CD „ECHOES OF WAR“ – Klaviertrios von WEINBERG und SHOSTAKOVICH – TRIO MARVIN, ARD International Music Competition; Genuin
Noch gar nicht sehr lang gibt es diese Formation mit Namen Trio Marvin, die sich besonders dem unerschöpflichen Repertoire der Sowjetzeit verschrieben hat.Vita Kan (Klavier), Marina Grauman (Violine) und Marius Urba (Violoncello) haben sich 2016 in Leipzig zu diesem Tiefe, Authentizität und Wahrheit von Musik atmenden Trio zusammengetan. Auf ihrer Debüt-CD spielen sie das Klaviertrio in a-Moll Op. 24 (1945) von Mieczyslaw Weinberg sowie das geniale Klaviertrio Nr. 2 in e-Moll Op. 67 (1944) von Dmitri Shostakovich.
Das so Besondere und Überwältigende dieser beiden Trios ist die überbordende Lebenskraft und bei aller Schrecknis steten Zuversicht und Ironie zugewandte jüdische Musik, und das auch noch im Angesicht imminenter Gefahren und dunkelster zeitgeschichtlicher Konnotationen. Der von mir überaus bewunderte polnische Komponist Mieczyslaw Weinberg, dessen gesamte Familie im Warschauer Ghetto umkam, war Schüler und Zögling von Dmitri Shostakovich. Er schrieb 1945 sein Klaviertrio Op. 24, das von Glanz und Gloria in eine kalte (aber nicht ausweglose) Finsternis blickt. Lyrik und hämmerndes Ostinato, strenger Kontrapunkt und groteske Walzerklänge sowie ein zur Biographie des Tonsetzers schräg kontrastierender Choral bezeugen den Einfluss des Genies Shostakovich auf das kreative Schaffen des schüchtern zurückgezogen lebenden Weinberg. Ein schmaler Grat ist es ja nur, der uns im Sonnenlicht vom Jenseits trennt. In diesem Wissen singt und klingt das Allegro moderato schlussendlich erlösend.

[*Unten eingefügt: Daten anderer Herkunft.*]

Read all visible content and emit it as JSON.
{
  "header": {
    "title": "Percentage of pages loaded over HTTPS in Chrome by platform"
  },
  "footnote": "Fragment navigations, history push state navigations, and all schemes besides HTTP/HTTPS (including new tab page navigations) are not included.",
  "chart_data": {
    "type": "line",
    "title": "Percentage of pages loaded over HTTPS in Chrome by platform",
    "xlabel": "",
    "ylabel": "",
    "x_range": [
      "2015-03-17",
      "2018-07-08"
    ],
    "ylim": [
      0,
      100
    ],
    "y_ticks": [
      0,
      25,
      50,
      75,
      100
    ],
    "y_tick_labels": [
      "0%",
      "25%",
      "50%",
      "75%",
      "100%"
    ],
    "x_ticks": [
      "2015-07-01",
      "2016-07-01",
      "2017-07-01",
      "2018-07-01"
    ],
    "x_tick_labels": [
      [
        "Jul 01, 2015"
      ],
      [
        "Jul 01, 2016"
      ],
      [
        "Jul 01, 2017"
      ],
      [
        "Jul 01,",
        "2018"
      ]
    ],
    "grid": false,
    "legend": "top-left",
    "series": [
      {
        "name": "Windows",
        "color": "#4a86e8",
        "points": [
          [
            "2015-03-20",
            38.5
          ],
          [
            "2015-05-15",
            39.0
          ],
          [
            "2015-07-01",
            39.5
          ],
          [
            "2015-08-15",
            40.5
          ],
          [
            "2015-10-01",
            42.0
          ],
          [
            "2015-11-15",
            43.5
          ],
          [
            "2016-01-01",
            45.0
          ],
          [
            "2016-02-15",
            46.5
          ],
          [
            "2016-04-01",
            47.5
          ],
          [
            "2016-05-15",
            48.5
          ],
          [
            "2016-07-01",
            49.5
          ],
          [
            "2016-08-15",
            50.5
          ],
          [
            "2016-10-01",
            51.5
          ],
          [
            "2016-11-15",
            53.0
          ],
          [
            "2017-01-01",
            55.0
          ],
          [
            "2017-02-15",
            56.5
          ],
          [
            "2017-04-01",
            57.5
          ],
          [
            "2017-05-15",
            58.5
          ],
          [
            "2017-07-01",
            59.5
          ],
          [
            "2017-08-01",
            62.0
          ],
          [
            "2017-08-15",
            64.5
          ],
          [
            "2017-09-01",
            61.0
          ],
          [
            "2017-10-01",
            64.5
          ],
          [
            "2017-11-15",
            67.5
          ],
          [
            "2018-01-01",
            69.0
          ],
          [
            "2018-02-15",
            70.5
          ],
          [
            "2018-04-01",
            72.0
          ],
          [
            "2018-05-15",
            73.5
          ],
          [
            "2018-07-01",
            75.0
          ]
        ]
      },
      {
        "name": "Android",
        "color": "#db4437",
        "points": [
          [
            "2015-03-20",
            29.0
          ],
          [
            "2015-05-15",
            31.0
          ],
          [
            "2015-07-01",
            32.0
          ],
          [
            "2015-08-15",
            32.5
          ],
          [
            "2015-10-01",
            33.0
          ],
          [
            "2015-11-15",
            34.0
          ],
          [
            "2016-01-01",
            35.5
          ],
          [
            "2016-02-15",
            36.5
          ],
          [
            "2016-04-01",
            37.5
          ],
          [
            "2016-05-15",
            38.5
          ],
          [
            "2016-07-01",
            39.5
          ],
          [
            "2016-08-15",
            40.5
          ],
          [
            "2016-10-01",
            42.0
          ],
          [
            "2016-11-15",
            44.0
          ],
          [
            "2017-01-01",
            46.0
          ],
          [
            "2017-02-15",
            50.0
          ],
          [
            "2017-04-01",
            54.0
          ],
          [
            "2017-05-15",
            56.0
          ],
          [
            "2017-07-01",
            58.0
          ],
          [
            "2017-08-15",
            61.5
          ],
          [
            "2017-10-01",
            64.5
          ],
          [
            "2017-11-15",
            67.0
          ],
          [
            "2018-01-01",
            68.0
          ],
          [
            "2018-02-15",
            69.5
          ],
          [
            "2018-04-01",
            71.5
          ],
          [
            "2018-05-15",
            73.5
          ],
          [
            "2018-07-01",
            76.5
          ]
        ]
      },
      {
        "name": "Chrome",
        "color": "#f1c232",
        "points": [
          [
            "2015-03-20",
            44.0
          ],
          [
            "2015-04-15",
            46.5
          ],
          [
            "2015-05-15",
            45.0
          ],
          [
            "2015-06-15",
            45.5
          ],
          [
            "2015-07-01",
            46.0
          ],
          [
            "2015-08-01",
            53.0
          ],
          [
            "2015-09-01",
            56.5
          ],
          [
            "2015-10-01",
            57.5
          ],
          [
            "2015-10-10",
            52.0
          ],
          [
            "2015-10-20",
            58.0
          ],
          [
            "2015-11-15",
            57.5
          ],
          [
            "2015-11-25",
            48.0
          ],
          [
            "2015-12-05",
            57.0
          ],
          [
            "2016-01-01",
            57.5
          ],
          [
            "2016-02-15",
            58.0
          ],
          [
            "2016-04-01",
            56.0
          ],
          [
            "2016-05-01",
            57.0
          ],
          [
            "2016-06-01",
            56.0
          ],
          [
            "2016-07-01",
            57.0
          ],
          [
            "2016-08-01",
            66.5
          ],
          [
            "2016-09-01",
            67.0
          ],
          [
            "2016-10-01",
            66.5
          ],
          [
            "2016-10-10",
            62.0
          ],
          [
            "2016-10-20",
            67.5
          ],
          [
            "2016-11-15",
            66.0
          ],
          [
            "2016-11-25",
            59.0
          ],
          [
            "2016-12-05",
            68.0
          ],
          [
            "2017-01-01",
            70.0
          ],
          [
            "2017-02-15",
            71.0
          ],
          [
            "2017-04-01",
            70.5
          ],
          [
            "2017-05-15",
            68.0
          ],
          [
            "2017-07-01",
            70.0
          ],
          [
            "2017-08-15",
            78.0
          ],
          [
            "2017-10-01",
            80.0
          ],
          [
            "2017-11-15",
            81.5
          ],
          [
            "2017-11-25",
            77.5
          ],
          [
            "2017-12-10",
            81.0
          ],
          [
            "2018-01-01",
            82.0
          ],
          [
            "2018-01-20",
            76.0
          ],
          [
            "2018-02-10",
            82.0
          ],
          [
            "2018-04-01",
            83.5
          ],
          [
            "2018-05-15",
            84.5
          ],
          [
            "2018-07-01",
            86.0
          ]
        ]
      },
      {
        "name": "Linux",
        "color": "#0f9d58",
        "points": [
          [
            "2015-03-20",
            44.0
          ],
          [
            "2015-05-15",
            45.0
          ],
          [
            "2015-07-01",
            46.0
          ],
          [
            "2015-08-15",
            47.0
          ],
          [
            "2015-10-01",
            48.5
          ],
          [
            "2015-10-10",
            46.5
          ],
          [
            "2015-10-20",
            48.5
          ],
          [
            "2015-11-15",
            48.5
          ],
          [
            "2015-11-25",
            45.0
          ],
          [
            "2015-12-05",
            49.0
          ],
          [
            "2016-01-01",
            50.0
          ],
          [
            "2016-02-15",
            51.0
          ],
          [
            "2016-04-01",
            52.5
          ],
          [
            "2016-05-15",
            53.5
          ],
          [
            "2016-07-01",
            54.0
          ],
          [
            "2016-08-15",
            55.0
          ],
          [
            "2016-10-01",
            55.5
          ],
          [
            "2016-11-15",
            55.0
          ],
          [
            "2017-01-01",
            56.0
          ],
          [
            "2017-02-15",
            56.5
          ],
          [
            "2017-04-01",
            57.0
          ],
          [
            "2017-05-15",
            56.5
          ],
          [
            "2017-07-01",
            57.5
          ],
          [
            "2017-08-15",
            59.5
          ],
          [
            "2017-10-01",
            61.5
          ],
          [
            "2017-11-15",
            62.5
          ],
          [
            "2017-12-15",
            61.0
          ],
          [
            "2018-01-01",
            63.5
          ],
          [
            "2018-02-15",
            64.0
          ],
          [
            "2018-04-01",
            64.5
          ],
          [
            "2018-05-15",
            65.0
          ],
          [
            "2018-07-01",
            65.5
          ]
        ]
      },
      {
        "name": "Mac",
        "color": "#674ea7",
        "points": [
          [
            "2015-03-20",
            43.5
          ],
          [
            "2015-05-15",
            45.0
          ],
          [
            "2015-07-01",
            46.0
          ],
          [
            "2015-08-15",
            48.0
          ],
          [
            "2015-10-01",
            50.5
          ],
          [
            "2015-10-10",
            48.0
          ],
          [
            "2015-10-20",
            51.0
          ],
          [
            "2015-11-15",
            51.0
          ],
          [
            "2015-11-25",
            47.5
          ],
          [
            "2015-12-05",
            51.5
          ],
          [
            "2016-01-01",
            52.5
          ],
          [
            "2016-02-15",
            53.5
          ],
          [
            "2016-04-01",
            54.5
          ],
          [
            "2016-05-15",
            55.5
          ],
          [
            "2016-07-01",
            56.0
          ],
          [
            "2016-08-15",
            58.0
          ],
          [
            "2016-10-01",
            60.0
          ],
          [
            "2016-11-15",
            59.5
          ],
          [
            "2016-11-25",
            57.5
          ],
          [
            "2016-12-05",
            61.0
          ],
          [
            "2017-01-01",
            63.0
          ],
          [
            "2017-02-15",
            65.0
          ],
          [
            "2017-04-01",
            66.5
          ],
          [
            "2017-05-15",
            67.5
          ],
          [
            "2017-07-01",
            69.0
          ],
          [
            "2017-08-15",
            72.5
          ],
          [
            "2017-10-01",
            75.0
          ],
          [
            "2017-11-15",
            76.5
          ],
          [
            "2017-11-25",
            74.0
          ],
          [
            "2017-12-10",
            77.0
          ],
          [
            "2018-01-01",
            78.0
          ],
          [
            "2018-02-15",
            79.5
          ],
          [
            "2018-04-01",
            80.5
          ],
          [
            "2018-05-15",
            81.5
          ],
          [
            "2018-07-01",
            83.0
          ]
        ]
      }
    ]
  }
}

In der rauen, drastisch akzentuierten, aber respektvollen Annäherung an den klingenden Kosmos des Dmitri Shostakovich wird die gesamte Geschichte des 20. Jahrhunderts zu Klang. Im Bewusstsein eines finalen Krieges sticht der nach vorwärts gerichtete Blick der Musik, der Optimismus im Wissen um Tod und Vergänglichkeit unserer saturierten Trägheit ins Fleisch. Shostakovich hat sein zweites Trio mit vielen jüdischen Motiven Iwan I. Sollertinsky (1902-1944) gewidmet, einem engen Freund mit einem unglaublichen Gedächtnis, der 26 Sprachen beherrschte und gleichermaßen Schriftsteller und Musikwissenschaftler war. Während der Komposition starb der Seelengenosse. Leid des Krieges, Tod und Zerstörung bilden die Grundierung des Werks. Im vierten Satz wandeln sich jüdische Tanzthemen in “eine Danse macabre, einen surrealistischen Marsch des Todes”. (Trio Marvin)
Das fabulöse deutsche Trio Marvin spielt diese so immens reiche, in Emotion und Stilmittel äußerst kontrastierende, besonders in ihren zärtlich melancholischen Passagen atemberaubende Musik mit archaischer Urkraft und in dynamischen Extremen – ohne Rücksicht auf Schönklang oder gar Gefälligkeit. Innehalten und entfesselter Ausbruch, Kantilenen an den gewitterverhangenen Himmel und schriller Bogenstrich, das alles fügt sich beim Trio Marvin zu einem klingenden Kosmos, direkt und unverblümt, menschlich reich und reif.
Nicht weniger als eine Referenzaufnahme.